In poche parole ha voltato le spalle e rifiutato il modello del Ceo Capitalism ed ha scelto di tracciare una via propria, tanto è vero che parte dicendo “il sentiero può nascere, perché nessuno ha pensato di nascondere le proprie impronte, ma ha lasciato tracce, manifestazioni visibili della sua esperienza.
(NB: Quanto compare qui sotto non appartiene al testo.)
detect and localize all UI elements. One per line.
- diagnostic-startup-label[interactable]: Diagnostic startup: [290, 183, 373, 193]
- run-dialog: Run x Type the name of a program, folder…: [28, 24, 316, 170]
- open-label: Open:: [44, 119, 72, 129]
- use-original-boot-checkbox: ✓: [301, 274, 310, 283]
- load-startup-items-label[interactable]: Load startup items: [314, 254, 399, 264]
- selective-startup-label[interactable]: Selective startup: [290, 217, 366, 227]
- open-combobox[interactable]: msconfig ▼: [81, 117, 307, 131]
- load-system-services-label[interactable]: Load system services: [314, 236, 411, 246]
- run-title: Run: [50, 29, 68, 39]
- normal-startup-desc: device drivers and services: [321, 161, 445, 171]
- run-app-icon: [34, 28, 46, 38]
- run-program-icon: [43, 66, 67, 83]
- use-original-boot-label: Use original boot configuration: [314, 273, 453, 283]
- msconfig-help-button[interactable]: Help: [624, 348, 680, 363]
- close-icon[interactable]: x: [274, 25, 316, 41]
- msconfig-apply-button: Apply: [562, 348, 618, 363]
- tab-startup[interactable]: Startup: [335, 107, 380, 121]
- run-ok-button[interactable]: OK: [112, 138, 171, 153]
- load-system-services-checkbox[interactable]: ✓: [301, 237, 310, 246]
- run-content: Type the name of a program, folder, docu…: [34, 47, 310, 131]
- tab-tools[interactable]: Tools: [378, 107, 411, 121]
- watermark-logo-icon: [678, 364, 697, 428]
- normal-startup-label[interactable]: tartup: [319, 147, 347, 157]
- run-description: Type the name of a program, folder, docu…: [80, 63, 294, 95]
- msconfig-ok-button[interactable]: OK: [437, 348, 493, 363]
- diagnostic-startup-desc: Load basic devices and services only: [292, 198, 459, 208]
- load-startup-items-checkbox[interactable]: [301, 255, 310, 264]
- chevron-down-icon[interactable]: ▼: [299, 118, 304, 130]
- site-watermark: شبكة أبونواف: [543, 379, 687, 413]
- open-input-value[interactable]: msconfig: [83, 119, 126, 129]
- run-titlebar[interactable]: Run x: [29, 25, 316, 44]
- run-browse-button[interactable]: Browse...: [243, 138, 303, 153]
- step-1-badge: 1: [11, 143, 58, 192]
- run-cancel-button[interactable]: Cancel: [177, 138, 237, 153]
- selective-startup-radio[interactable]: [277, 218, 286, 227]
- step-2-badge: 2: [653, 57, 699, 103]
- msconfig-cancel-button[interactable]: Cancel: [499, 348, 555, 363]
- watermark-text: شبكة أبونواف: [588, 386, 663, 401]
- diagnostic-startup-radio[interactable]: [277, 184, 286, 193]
Traccio dunque la mia via, ne sono testimone e la metto in comune con gli altri”:
Mi ha colpito lo spirito Zafferaniano.
Il tema centrale che tratta nel libro è perché e come la corsa può essere uno strumento di lavoro su di sé, e proprio mentre la si pratica, essere in grado di individuare i propri schemi e rigidità mentali, finanche gli insidiosi meccanismi auto sabotatori che condizionano la nostra quotidianità, rendendoci schiavi di noi stessi, perennemente insoddisfatti, portando a fare scelte al ribasso lontano da quelle che sono le nostre reali capacità, vuoi per paura, senso di inadeguatezza o sfiducia.
Capendo quale sia l’origine di quei meccanismi, monitorando i pensieri, lavoriamo su sentimenti e impulsi volitivi, e prestando attenzione dentro di noi, riusciamo ad avere un grado di coscienza qualitativamente superiore.
La conversazione è lunga, non si limita solo alla corsa, ma volge con attenzione lo sguardo anche al basket (sua passione da ragazzo), all’arte (l’immagine di copertina è un’opera d’arte, realizzata unicamente per il libro da Giuseppe Patanè, noto artista catanese), al mondo delle imprese.
E proprio professionisti del mondo delle imprese e studenti, e come ovvio chi pratica quotidianamente la corsa, sono i principali destinatari ai quali l’autore pensava mentre scriveva, cui attraverso un uso corretto e consapevole della corsa possono aumentare il grado di apprendimento e avere una chiarezza di pensiero e lucidità maggiore.
Un punto di contatto interessante tra sport, corsa e mondo imprenditoriale che tocchiamo nell’intervista è quello della competizione ossessiva per la quale si tende a vedere gli altri come un avversario da battere o, di più, da estromettere, dimenticando che proprio quei “rivali” permettono l’esistenza di quella gara, di quel mercato, favorendo, per esempio, la crescita ed innovazione di tutti quelli che ne fanno parte; essere dunque più fedeli all’etimologia della parola competizione, “cum” “petere”, ovvero andare insieme verso e non contro.
L’ultimo tema affrontato è stato quello circa l’utilizzo dei dispositivi tecnologici nello sport e la quantificazione numerica che sottende in definitiva a porsi dei limiti, e calandosi negli abissi di un tema filosofico così sdrucciolevole quanto centrale, è emerso che la tecnologia è rilevante come espressione dello spirito creativo umano, frutto di idee umane, ma essa è un oggetto, noi tuttavia tendiamo a farla divenire soggetto e affidandoci completamente, attribuendo una fiducia che non abbiamo in noi stessi, deleghiamo tantissime funzioni perfino quelle di contare i passi che dobbiamo fare durante la giornata, quale ritmo dobbiamo tenere, quante calorie assumere, non riconoscendo più in noi la capacità di autovalutazione delle singole situazioni. Il suggerimento dell’autore è dunque di ascoltare noi stessi più attentamente, di ascoltare e prestare attenzione in modo cosciente a quel che la vita ci dice e la realtà ci presenta.
La chiosa è affidata ad un tweet, condensando in 100 caratteri il libro:
“come trasformare la corsa, una compagna di vita, in strumento di autocoscienza, di crescita come individui”.